Earlier this week the Los Angeles Rams made headlines by re-signing one of the best players in the NFL to an extension that makes him the highest paid player at his position in the NFL. If you thought that Aaron Donald had finally ended his holdout, then you would be wrong. Todd Gurley signed a four year extension worth up to $60 million with $45 million guaranteed making him the richest running back in the league. What does this mean for the Rams and other backs in the league?
Los Angeles Rams
The Rams were super active in free agency, giving contracts to many veterans off the street and trading for players (Aquib Talib) who had already gotten their big money deal. Before this offseason, Los Angeles among the league leaders in cap availability projections for 2020 and 2021 with several free agents to lock up long term. They traded for Brandon Cooks and quickly gave him a five year $80 million extension before he took even a preseason snap. Now with Gurley’s new contract the dominos are starting to fall in place with Goff being the only difference maker on offense needing an extension in the near future.
The biggest question remaining is when will they work out a deal with Aaron Donald. The more cap space Los Angeles needs to allocate for new players and extensions, the less they have for the games most disruptive defensive tackle. Donald tops some pundits list as the top player in the league, regardless of position, and he expects to be paid as such. Reports have serviced that the Rams have offered him a deal that would make him the highest paid defensive player in the league but it hasn’t been enough to make him sign. Will the Gurley signing make it that much harder to get a Donald deal done?

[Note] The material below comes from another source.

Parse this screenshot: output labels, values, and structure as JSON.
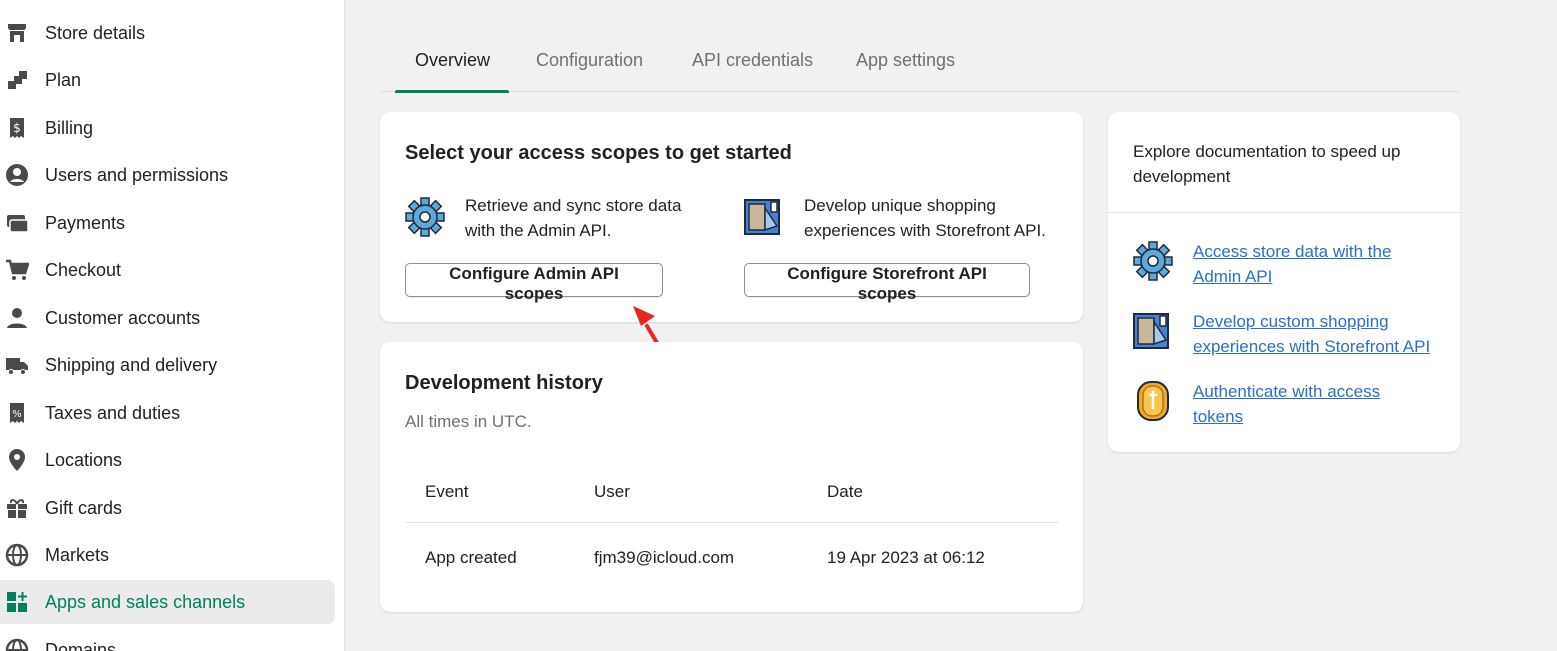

The Steelers running back has asked for the past two years to become the highest paid running back in the league to no avail. Pittsburg has used the franchise tag twice now on the veteran back, making his salary for this year $14.5 million. The deadline for a long term deal for this season has passed, so Bell can either play on the tag or sit out the entire season. He has since said that his plan is to sit out all of training camp and then play in the regular season. He and his agent have come out and said that bell intends to leave Pittsburg in the next offseason.
Gurley’s contract will go a long way to set the bar for what a new team would need to pay Bell to get him off the free agent market. The contract Gurley signed was roughly $15 million annually so if Bell can continue the level of productivity he has enjoyed for most of his career then that $15 million could be the floor for a potential deal from a team with plenty of cap space.

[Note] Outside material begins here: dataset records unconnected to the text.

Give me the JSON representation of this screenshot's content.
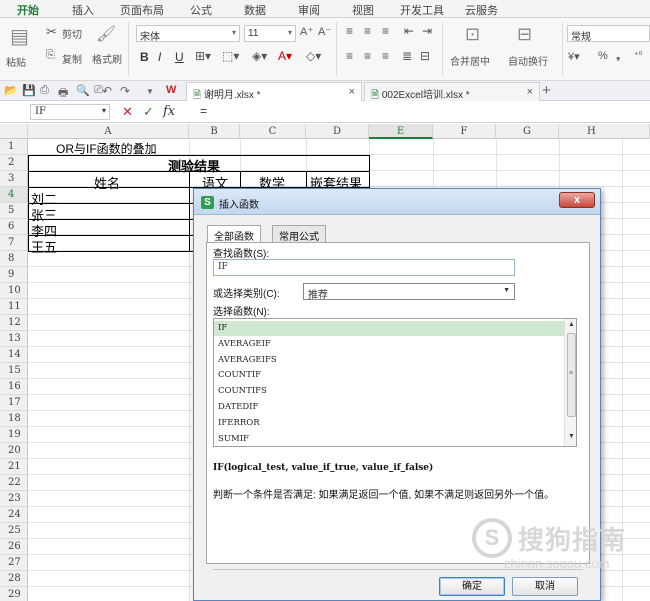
{
  "ribbon_tabs": [
    "开始",
    "插入",
    "页面布局",
    "公式",
    "数据",
    "审阅",
    "视图",
    "开发工具",
    "云服务"
  ],
  "ribbon": {
    "paste": "粘贴",
    "cut": "剪切",
    "copy": "复制",
    "format_painter": "格式刷",
    "font_name": "宋体",
    "font_size": "11",
    "bold": "B",
    "italic": "I",
    "underline": "U",
    "merge_center": "合并居中",
    "wrap_text": "自动换行",
    "number_format": "常规",
    "percent": "%"
  },
  "file_tabs": [
    {
      "name": "谢明月.xlsx *"
    },
    {
      "name": "002Excel培训.xlsx *"
    }
  ],
  "formula_bar": {
    "name_box": "IF",
    "fx": "fx",
    "value": "="
  },
  "grid": {
    "columns": [
      "A",
      "B",
      "C",
      "D",
      "E",
      "F",
      "G",
      "H"
    ],
    "rows": [
      "1",
      "2",
      "3",
      "4",
      "5",
      "6",
      "7",
      "8",
      "9",
      "10",
      "11",
      "12",
      "13",
      "14",
      "15",
      "16",
      "17",
      "18",
      "19",
      "20",
      "21",
      "22",
      "23",
      "24",
      "25",
      "26",
      "27",
      "28",
      "29"
    ],
    "selected_column": "E",
    "selected_row": "4",
    "a1": "OR与IF函数的叠加",
    "title": "测验结果",
    "headers": [
      "姓名",
      "语文",
      "数学",
      "嵌套结果"
    ],
    "names": [
      "刘二",
      "张三",
      "李四",
      "王五"
    ]
  },
  "dialog": {
    "title": "插入函数",
    "close": "x",
    "tab_all": "全部函数",
    "tab_common": "常用公式",
    "search_label": "查找函数(S):",
    "search_value": "IF",
    "category_label": "或选择类别(C):",
    "category_value": "推荐",
    "select_label": "选择函数(N):",
    "functions": [
      "IF",
      "AVERAGEIF",
      "AVERAGEIFS",
      "COUNTIF",
      "COUNTIFS",
      "DATEDIF",
      "IFERROR",
      "SUMIF"
    ],
    "selected_function": "IF",
    "syntax": "IF(logical_test, value_if_true, value_if_false)",
    "description": "判断一个条件是否满足: 如果满足返回一个值, 如果不满足则返回另外一个值。",
    "ok": "确定",
    "cancel": "取消"
  },
  "watermark": {
    "text": "搜狗指南",
    "url": "zhinan.sogou.com",
    "logo_letter": "S"
  },
  "colors": {
    "accent": "#1f7f3c",
    "selection": "#cfe8cf",
    "dialog_title": "#c3d7ef",
    "close_button": "#c9473a"
  }
}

Until last week, Freeman was the highest paid back in the league. The Atlanta back signed a contract last year for 5 years and $41.25 million dollars, but not all of it was guaranteed. His teammate Julio Jones just went through a holdout a month ago because he believed he was a more productive receiver than others who were making more money. Despite only being two years into his five year contract, the Falcons retooled his deal to give him more money. Does Freeman now follow suit and demand more money in the middle of his contract? Or is he too afraid of being usurped by Tevin Coleman to rock the boat?
Taken just 5 picks after Todd Gurley in the 2015 draft, Melvin Gordon is the next lead back in line to get a Gurley level contract extension. Gordon has been effective in his first three years with the Chargers, accumulating almost 4,000 all purpose yards and 24 touchdowns. He has certainly put up the production to warrant an extension, but the Chargers have been infamously stingy on contracts. There haven’t been talks yet between the two sides but Gordon will remain on his rookie deal for two more years, and then the team has the option to franchise tag him for two more years after that. Gordon was asked about Gurley’s contract on Saturday and said, “My time is coming. When our time comes for us as running backs to get paid, I’m sure we’ll be around the same number.”